Le député de l'Eure, annoncé comme le "3e homme" du scrutin, bat le pavé depuis plusieurs semaines pour promouvoir son "contrat présidentiel" qui vise à "redonner un élan" à la France. Au cours de cet entretien de près d'une demi-heure, mis en ligne mercredi 5 octobre sur la chaîne YouTube "HugoDécrypte", le prétendant à l'investiture chez les Républicains a détaillé le "renouveau" qu'il souhaite incarner, se fendant au passage de quelques phrases qui ont amusé les internautes.



Pour détailler son objectif de "rendre la fierté d'être Français", Bruno Le Maire a pris l'exemple des "petits américains", qui se disent 'putain, être américain, c'est la classe!'". "Et bien moi je voudrais que n'importe quel Français dans n'importe quelle école de France se dise 'Putain je suis Français, c'est la classe'". Ce passage a été relayé sur Twitter par le compte officiel de Bruno Le Maire.


Si du côté des soutiens de Bruno Le Maire, on se félicite de cette "proximité" et de sa "franchise", d'autres n'ont pas tardé pour railler les mots choisis par le candidat à la primaire.

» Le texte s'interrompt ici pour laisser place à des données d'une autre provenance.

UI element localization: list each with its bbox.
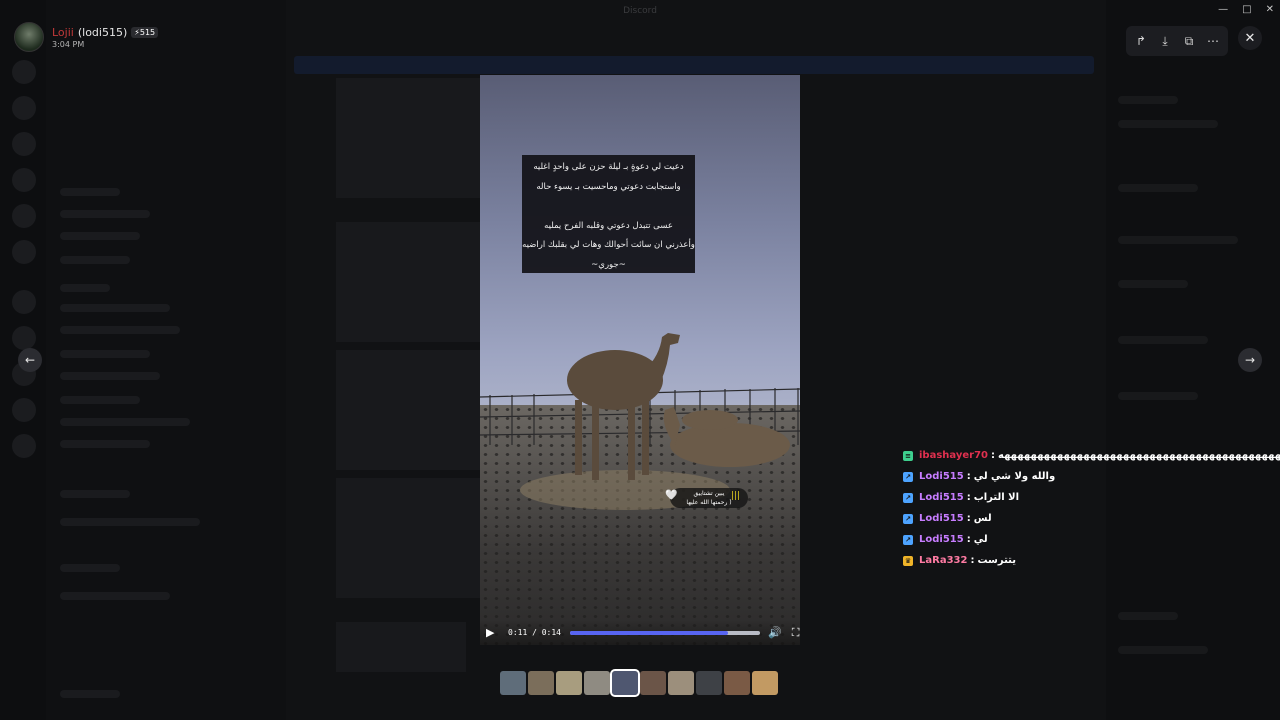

Le compte officiel du groupe de soutien à Nicolas Sarkozy "NouS les Jeunes" n'a ainsi pas tardé pour critiquer les termes employés. "Si 'putain' c'est le renouveau de la langue française, on est pas impatient" a ainsi ironisé le groupe de soutien à l'ex-chef de l'Etat, dans un tweet.

Donné à la lutte pour la troisième place avec François Fillon, derrière Alain Juppé et Nicolas Sarkozy, Bruno Le Maire a balayé toute hypothèse de ralliement au soir du premier tour. "Que les choses soient claires, pas de ralliement à personne, liberté totale", a t-il ainsi affirmé dimanche dernier.